Wednesday, 14 December 2016

holiday h/w - George transcript


Young readers should be corrected whenever they make a mistake

Positive Reinforcement is a vital aspect for a child to learn when they have used language grammatically correct. When George struggles to pronounce the low frequency lexis ‘sandbags’, his Mother uses the strategy of telling George to pronounce the individual phonemes which make up the compound word. By it being a compound word, George struggles with the unstressed sound of the grapheme‘d’ so when pronounced grammatically correct, his Mother enforces praise with ‘well done’ and therefore positive reinforcement.  Because George has identified that his Mother praises him when he does something correctly, later on in the transcript, George seeks positive reinforcement with the cloaked imperative ‘but he isn’t letting them get inside is he’. Although this question implies George already knows the answer, he is seeking reassurance from his Mother and gets it when she replies with ‘no’ which shows she agrees with him.

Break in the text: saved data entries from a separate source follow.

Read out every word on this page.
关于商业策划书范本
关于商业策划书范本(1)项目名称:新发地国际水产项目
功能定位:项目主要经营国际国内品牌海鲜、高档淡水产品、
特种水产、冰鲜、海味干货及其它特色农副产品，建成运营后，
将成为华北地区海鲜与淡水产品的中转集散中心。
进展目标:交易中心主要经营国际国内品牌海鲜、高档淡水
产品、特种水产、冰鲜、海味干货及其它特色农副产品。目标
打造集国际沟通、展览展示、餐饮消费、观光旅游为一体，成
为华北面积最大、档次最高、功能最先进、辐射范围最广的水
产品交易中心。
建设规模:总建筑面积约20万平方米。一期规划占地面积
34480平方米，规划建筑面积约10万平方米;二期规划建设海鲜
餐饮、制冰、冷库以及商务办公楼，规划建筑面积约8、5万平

To allow a young reader to know when they have made a mistake, their face needs should be encountered for is you want to make a positive difference. When George misses out to pluralise the concrete noun ‘house’, his Mother picks up on him miscuing the ending so goes with the strategy of spelling out the phonemes he missed as she found this technique worked previous.  She follows on from this with a bold on record utterance ‘watch the endings’. Although this can be seen as a harsher more forward way to correct an early reader, by helping George via breaking up the phonemes first, mitigates the utterance. His Mother follows on with allowing George know he made another mistake with ‘nooo’ . The over-expanded use of the grapheme ‘o’, mitigates this negative reinforcement as she is caring for Georges face needs by not wanting him to feel of a lower status. This supports Goodman’s ‘Top Down’ approach with the Mother not giving George the answer but instead, allows him to self-correct.

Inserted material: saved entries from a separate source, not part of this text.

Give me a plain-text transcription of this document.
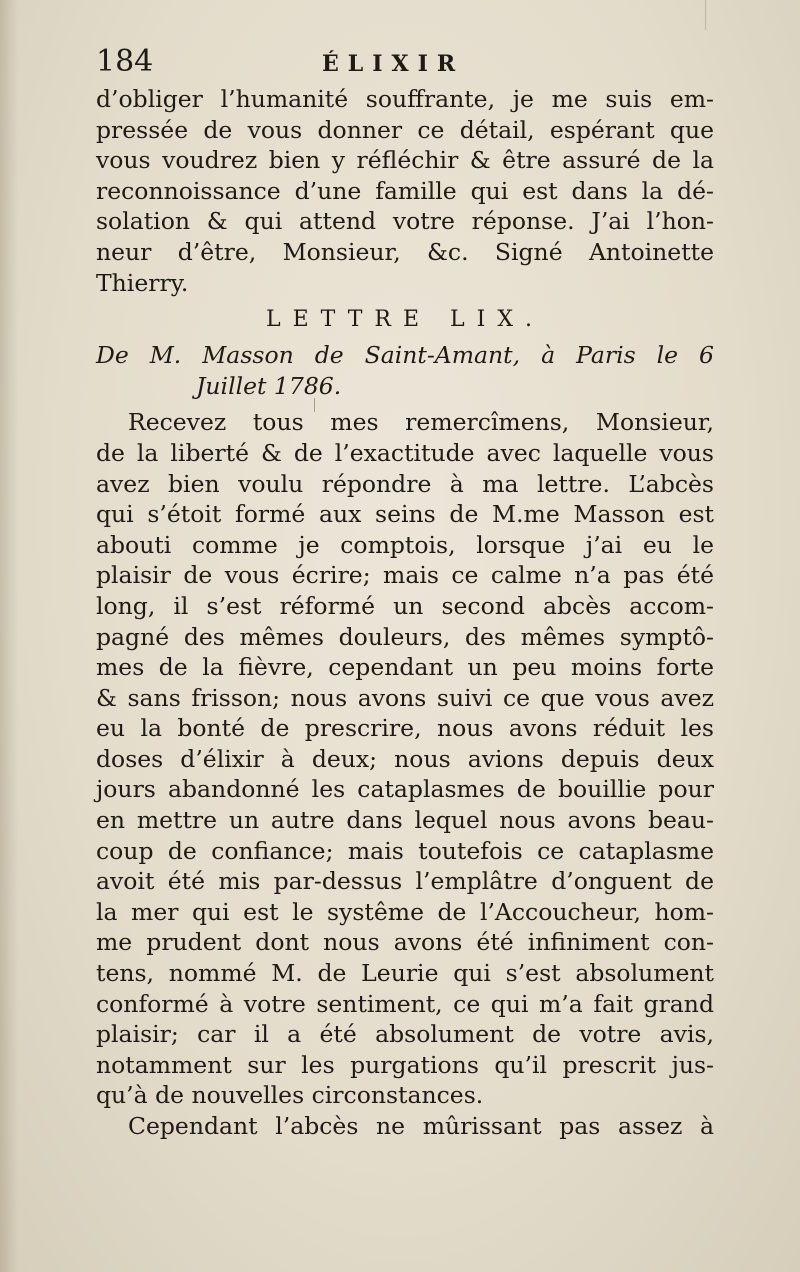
184	ÉLIXIR
d’obliger l’humanité souffrante, je me suis em-
pressée de vous donner ce détail, espérant que
vous voudrez bien y réfléchir & être assuré de la
reconnoissance d’une famille qui est dans la dé-
solation & qui attend votre réponse. J’ai l’hon-
neur d’être, Monsieur, &c. Signé Antoinette
Thierry.
LETTRE LIX.
De M. Masson de Saint-Amant, à Paris le 6
Juillet 1786.
Recevez tous mes remercîmens, Monsieur,
de la liberté & de l’exactitude avec laquelle vous
avez bien voulu répondre à ma lettre. L’abcès
qui s’étoit formé aux seins de M.me Masson est
abouti comme je comptois, lorsque j’ai eu le
plaisir de vous écrire; mais ce calme n’a pas été
long, il s’est réformé un second abcès accom-
pagné des mêmes douleurs, des mêmes symptô-
mes de la fièvre, cependant un peu moins forte
& sans frisson; nous avons suivi ce que vous avez
eu la bonté de prescrire, nous avons réduit les
doses d’élixir à deux; nous avions depuis deux
jours abandonné les cataplasmes de bouillie pour
en mettre un autre dans lequel nous avons beau-
coup de confiance; mais toutefois ce cataplasme
avoit été mis par-dessus l’emplâtre d’onguent de
la mer qui est le systême de l’Accoucheur, hom-
me prudent dont nous avons été infiniment con-
tens, nommé M. de Leurie qui s’est absolument
conformé à votre sentiment, ce qui m’a fait grand
plaisir; car il a été absolument de votre avis,
notamment sur les purgations qu’il prescrit jus-
qu’à de nouvelles circonstances.
Cependant l’abcès ne mûrissant pas assez à
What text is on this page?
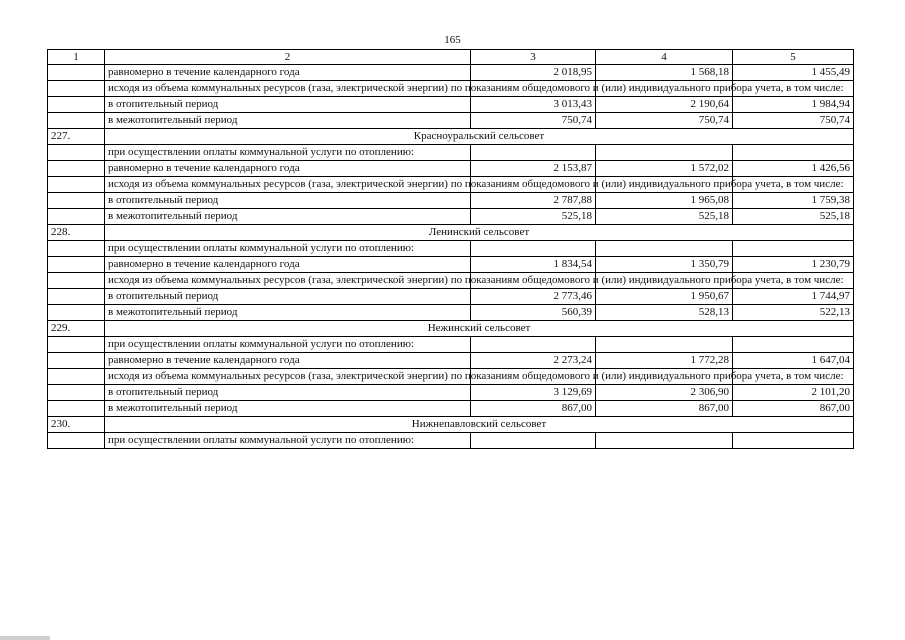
165
1	2	3	4	5
	равномерно в течение календарного года	2 018,95	1 568,18	1 455,49
	исходя из объема коммунальных ресурсов (газа, электрической энергии) по показаниям общедомового и (или) индивидуального прибора учета, в том числе:			
	в отопительный период	3 013,43	2 190,64	1 984,94
	в межотопительный период	750,74	750,74	750,74
227.	Красноуральский сельсовет			
	при осуществлении оплаты коммунальной услуги по отоплению:			
	равномерно в течение календарного года	2 153,87	1 572,02	1 426,56
	исходя из объема коммунальных ресурсов (газа, электрической энергии) по показаниям общедомового и (или) индивидуального прибора учета, в том числе:			
	в отопительный период	2 787,88	1 965,08	1 759,38
	в межотопительный период	525,18	525,18	525,18
228.	Ленинский сельсовет			
	при осуществлении оплаты коммунальной услуги по отоплению:			
	равномерно в течение календарного года	1 834,54	1 350,79	1 230,79
	исходя из объема коммунальных ресурсов (газа, электрической энергии) по показаниям общедомового и (или) индивидуального прибора учета, в том числе:			
	в отопительный период	2 773,46	1 950,67	1 744,97
	в межотопительный период	560,39	528,13	522,13
229.	Нежинский сельсовет			
	при осуществлении оплаты коммунальной услуги по отоплению:			
	равномерно в течение календарного года	2 273,24	1 772,28	1 647,04
	исходя из объема коммунальных ресурсов (газа, электрической энергии) по показаниям общедомового и (или) индивидуального прибора учета, в том числе:			
	в отопительный период	3 129,69	2 306,90	2 101,20
	в межотопительный период	867,00	867,00	867,00
230.	Нижнепавловский сельсовет			
	при осуществлении оплаты коммунальной услуги по отоплению:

Vygotsky believes that the help of others via scaffolding will improve a child’s understanding of something they do not already know, but will, with the help of an adult. George’s Mother uses scaffolding when she breaks up the compound word ‘sandbags’ into the separate concrete nouns ‘sand’ and ‘bags’. By George copying his Mother without being asked to, implies he wants to learn how to annunciate it clearly, as well as his Mother wanting him to with her praising him after with positive reinforcement of ‘well done’ . However, at the end of the transcript, George’s Mother immediately corrects his word-guessing error of ‘made’ with the correct word ‘may’.  The reason behind this may to preserve the flow of the utterance with the sentence George reading out, being relatively long. It could also be to keep George’s attention as he has been given lots of new information throughout the transcript and so may not remember anymore.

All in all, I believe a young reader should be corrected when they have made a mistake. This is because it allows them to identify a mistake in the future and hopefully self-correct, and the use of praise via positive reinforcement is important to allow the child know when they have pronounced everything correctly.

1 comment:

  1. Well done to get to relevant theory right at the start. It would be good to define the terms at the start too and that might help you keep focussed on evaluating the theories and data that are relevant to the question.

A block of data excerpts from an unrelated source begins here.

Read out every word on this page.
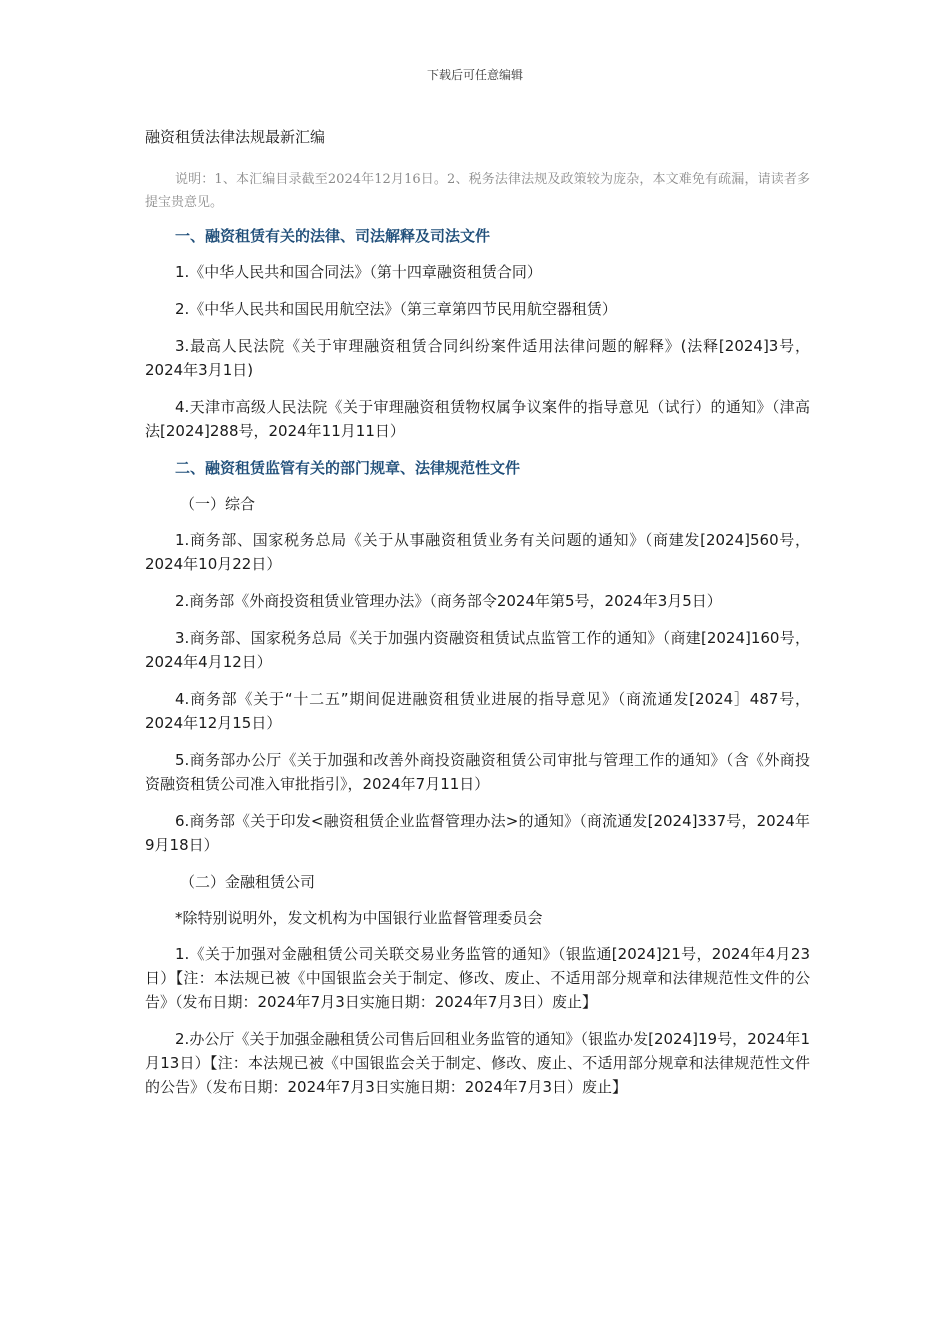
下载后可任意编辑
融资租赁法律法规最新汇编

说明：1、本汇编目录截至2024年12月16日。2、税务法律法规及政策较为庞杂，本文难免有疏漏，请读者多提宝贵意见。

一、融资租赁有关的法律、司法解释及司法文件

1.《中华人民共和国合同法》（第十四章融资租赁合同）

2.《中华人民共和国民用航空法》（第三章第四节民用航空器租赁）

3.最高人民法院《关于审理融资租赁合同纠纷案件适用法律问题的解释》(法释[2024]3号，2024年3月1日)

4.天津市高级人民法院《关于审理融资租赁物权属争议案件的指导意见（试行）的通知》（津高法[2024]288号，2024年11月11日）

二、融资租赁监管有关的部门规章、法律规范性文件
（一）综合

1.商务部、国家税务总局《关于从事融资租赁业务有关问题的通知》（商建发[2024]560号，2024年10月22日）

2.商务部《外商投资租赁业管理办法》（商务部令2024年第5号，2024年3月5日）

3.商务部、国家税务总局《关于加强内资融资租赁试点监管工作的通知》（商建[2024]160号，2024年4月12日）

4.商务部《关于“十二五”期间促进融资租赁业进展的指导意见》（商流通发[2024］487号，2024年12月15日）

5.商务部办公厅《关于加强和改善外商投资融资租赁公司审批与管理工作的通知》（含《外商投资融资租赁公司准入审批指引》，2024年7月11日）

6.商务部《关于印发<融资租赁企业监督管理办法>的通知》（商流通发[2024]337号，2024年9月18日）

（二）金融租赁公司
*除特别说明外，发文机构为中国银行业监督管理委员会

1.《关于加强对金融租赁公司关联交易业务监管的通知》（银监通[2024]21号，2024年4月23日）【注：本法规已被《中国银监会关于制定、修改、废止、不适用部分规章和法律规范性文件的公告》（发布日期：2024年7月3日实施日期：2024年7月3日）废止】

2.办公厅《关于加强金融租赁公司售后回租业务监管的通知》（银监办发[2024]19号，2024年1月13日）【注：本法规已被《中国银监会关于制定、修改、废止、不适用部分规章和法律规范性文件的公告》（发布日期：2024年7月3日实施日期：2024年7月3日）废止】
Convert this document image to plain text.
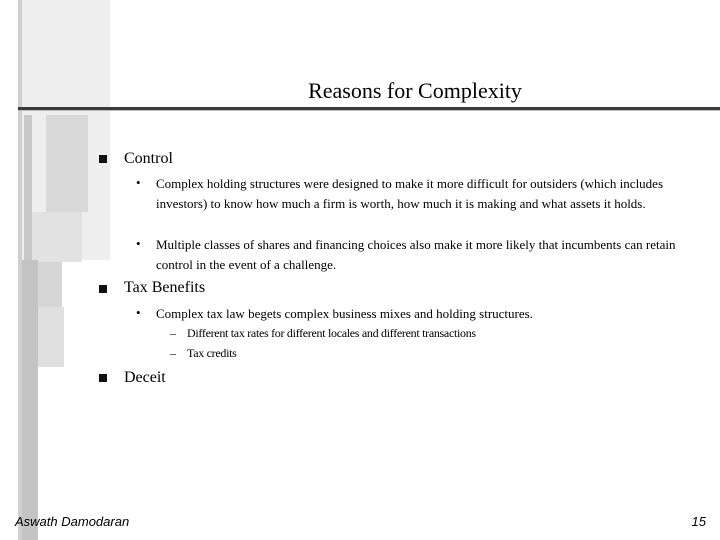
Reasons for Complexity
Control
• Complex holding structures were designed to make it more difficult for outsiders (which includes investors) to know how much a firm is worth, how much it is making and what assets it holds.
• Multiple classes of shares and financing choices also make it more likely that incumbents can retain control in the event of a challenge.
Tax Benefits
• Complex tax law begets complex business mixes and holding structures.
– Different tax rates for different locales and different transactions
– Tax credits
Deceit
Aswath Damodaran	15
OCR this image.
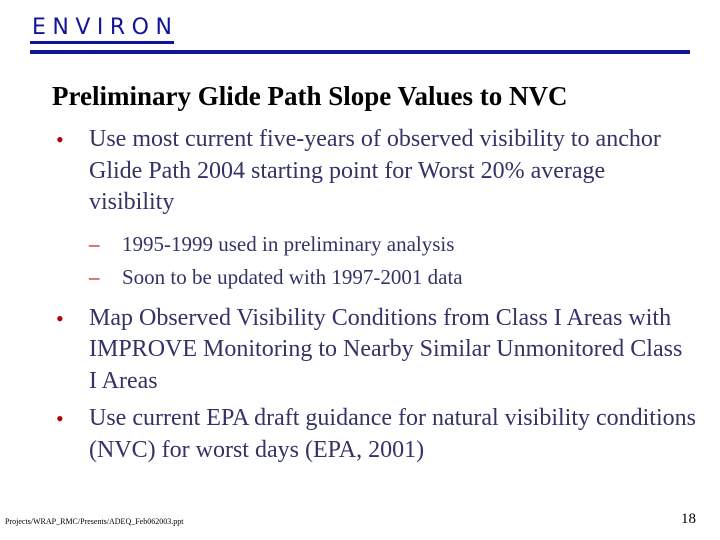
ENVIRON
Preliminary Glide Path Slope Values to NVC
• Use most current five-years of observed visibility to anchor Glide Path 2004 starting point for Worst 20% average visibility
– 1995-1999 used in preliminary analysis
– Soon to be updated with 1997-2001 data
• Map Observed Visibility Conditions from Class I Areas with IMPROVE Monitoring to Nearby Similar Unmonitored Class I Areas
• Use current EPA draft guidance for natural visibility conditions (NVC) for worst days (EPA, 2001)
Projects/WRAP_RMC/Presents/ADEQ_Feb062003.ppt	18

    Good level of detail in the discussion of the text and some good use of terminology. Grammar and pronunciation are two different things though. Check 'enforces'.

    Proofread carefully: "their face needs should be encountered for is you want to make a positive difference" - did you mean 'accounted for'/taken into account? and is/if?

    'Bald, on-record' not bold and she is speaking, so she is not using the grapheme but the phoneme; enunciate not annunciate.

    Good link to 'top-down', showing an awareness of key ideas. Link them all more fully to an evaluation of the controversial statement in the title.

    Conclude with theories and/or relate to evidence from the data that you've already explored to support your views rather than your own opinion.